Write Path Pipeline: Chunking During FITS to Zarr Conversion¶
When converting OVRO-LWA FITS files to Zarr format, chunking decisions are made at write time and persist for the lifetime of the dataset. This guide explains how the ingest pipeline handles chunking, where to configure it, and how to verify the results.
The Ingest Pipeline Flow¶
The FITS to Zarr conversion follows a multi-stage pipeline that processes observations grouped by time and frequency:
flowchart LR
A[FITS Files] --> B[fix_fits_headers]
B --> C[_load_for_combine]
C --> D[_combine_time_step]
D --> E[_write_or_append_zarr]
E --> F[Zarr Store]
style A fill:#e1f5ff
style F fill:#d4edda
style C fill:#fff4e1
Pipeline stages:
-
fix_fits_headers(): Normalizes FITS headers to ensure xradio compatibility by materializing BSCALE/BZERO scaling and adding required keywords.
-
_load_for_combine() (src/ovro_lwa_portal/fits_to_zarr_xradio.py:241): Reads individual FITS files, computes RA/Dec coordinates from the WCS, and applies spatial chunking via
xds.chunk({"l": chunk_lm, "m": chunk_lm})(line 316). -
_combine_time_step() (line 356): Merges multiple frequency subbands for a single time step using
xr.combine_by_coords(), clearing encoding metadata to prevent conflicts (line 416). -
_write_or_append_zarr() (line 445): Writes the combined dataset to disk using xradio's
write_image()function. For appends, it reads the existing store lazily, concatenates along the time dimension, and writes atomically to a temporary path before swapping into place. -
Zarr Store: The final Zarr directory contains chunked arrays stored as individual compressed blobs, with metadata in
.zarrayand.zattrsfiles.
Where chunking happens: The chunking decision is made in
_load_for_combine() at line 315–316, where the chunk_lm parameter controls the
spatial tile size. Time, frequency, and polarization dimensions are not
explicitly chunked at this stage and inherit defaults from xradio's
write_image() behavior.
The chunk_lm Parameter¶
The chunk_lm parameter controls the chunk size for the l and m spatial
dimensions, defining the size of spatial tiles that become individual chunks on
disk.
Default value: 1024 (creates 1024×1024 spatial tiles)
Setting via CLI:
# Use default chunking (1024×1024)
ovro-ingest convert /path/to/fits /path/to/output
# Custom chunk size (2048×2048 tiles)
ovro-ingest convert /path/to/fits /path/to/output --chunk-lm 2048
# Disable spatial chunking (single chunk per spatial frame)

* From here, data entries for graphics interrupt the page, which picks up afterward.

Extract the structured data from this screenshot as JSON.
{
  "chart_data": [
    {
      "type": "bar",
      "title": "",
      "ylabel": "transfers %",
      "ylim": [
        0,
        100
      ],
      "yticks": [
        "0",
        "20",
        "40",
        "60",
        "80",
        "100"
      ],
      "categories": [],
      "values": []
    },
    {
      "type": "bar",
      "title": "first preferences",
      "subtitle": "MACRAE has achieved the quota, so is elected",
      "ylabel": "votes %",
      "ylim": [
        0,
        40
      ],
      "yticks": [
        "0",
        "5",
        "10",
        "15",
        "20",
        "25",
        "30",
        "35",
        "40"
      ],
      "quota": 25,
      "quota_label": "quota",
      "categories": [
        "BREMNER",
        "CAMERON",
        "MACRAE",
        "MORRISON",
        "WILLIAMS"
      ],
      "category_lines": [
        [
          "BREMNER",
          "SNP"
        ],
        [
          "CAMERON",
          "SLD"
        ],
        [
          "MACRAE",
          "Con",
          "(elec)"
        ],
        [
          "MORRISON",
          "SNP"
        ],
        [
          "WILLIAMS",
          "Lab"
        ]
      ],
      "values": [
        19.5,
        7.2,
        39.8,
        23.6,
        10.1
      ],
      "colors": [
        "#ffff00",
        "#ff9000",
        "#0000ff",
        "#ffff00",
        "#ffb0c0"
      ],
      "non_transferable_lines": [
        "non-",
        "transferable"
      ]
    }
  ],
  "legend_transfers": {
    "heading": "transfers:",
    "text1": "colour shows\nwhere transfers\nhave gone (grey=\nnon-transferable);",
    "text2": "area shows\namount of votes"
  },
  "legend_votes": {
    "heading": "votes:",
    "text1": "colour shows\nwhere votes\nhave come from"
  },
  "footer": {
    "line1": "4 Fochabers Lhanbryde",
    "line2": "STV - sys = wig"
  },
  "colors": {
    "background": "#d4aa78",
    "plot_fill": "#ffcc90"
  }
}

ovro-ingest convert /path/to/fits /path/to/output --chunk-lm 0
Setting via Python API:
from pathlib import Path
from ovro_lwa_portal.ingest import FITSToZarrConverter
from ovro_lwa_portal.ingest.core import ConversionConfig
# Default chunking
config = ConversionConfig(
input_dir=Path("/path/to/fits"),
output_dir=Path("/path/to/output"),
zarr_name="observations.zarr",
)
# Custom chunk size
config = ConversionConfig(
input_dir=Path("/path/to/fits"),
output_dir=Path("/path/to/output"),
zarr_name="observations.zarr",
chunk_lm=2048, # 2048×2048 spatial tiles
)
# Disable spatial chunking
config = ConversionConfig(
input_dir=Path("/path/to/fits"),
output_dir=Path("/path/to/output"),
zarr_name="observations.zarr",
chunk_lm=0, # No spatial chunking
)
converter = FITSToZarrConverter(config)
result = converter.convert()
What chunk_lm=0 does: Setting chunk_lm=0 disables spatial chunking
entirely. The conditional check at
src/ovro_lwa_portal/fits_to_zarr_xradio.py:315 skips the xds.chunk() call,
leaving spatial dimensions as single monolithic chunks. This configuration is
not recommended for cloud storage access, as it forces reading the entire
4096×4096 spatial grid (64 MB uncompressed) even when analyzing a small region.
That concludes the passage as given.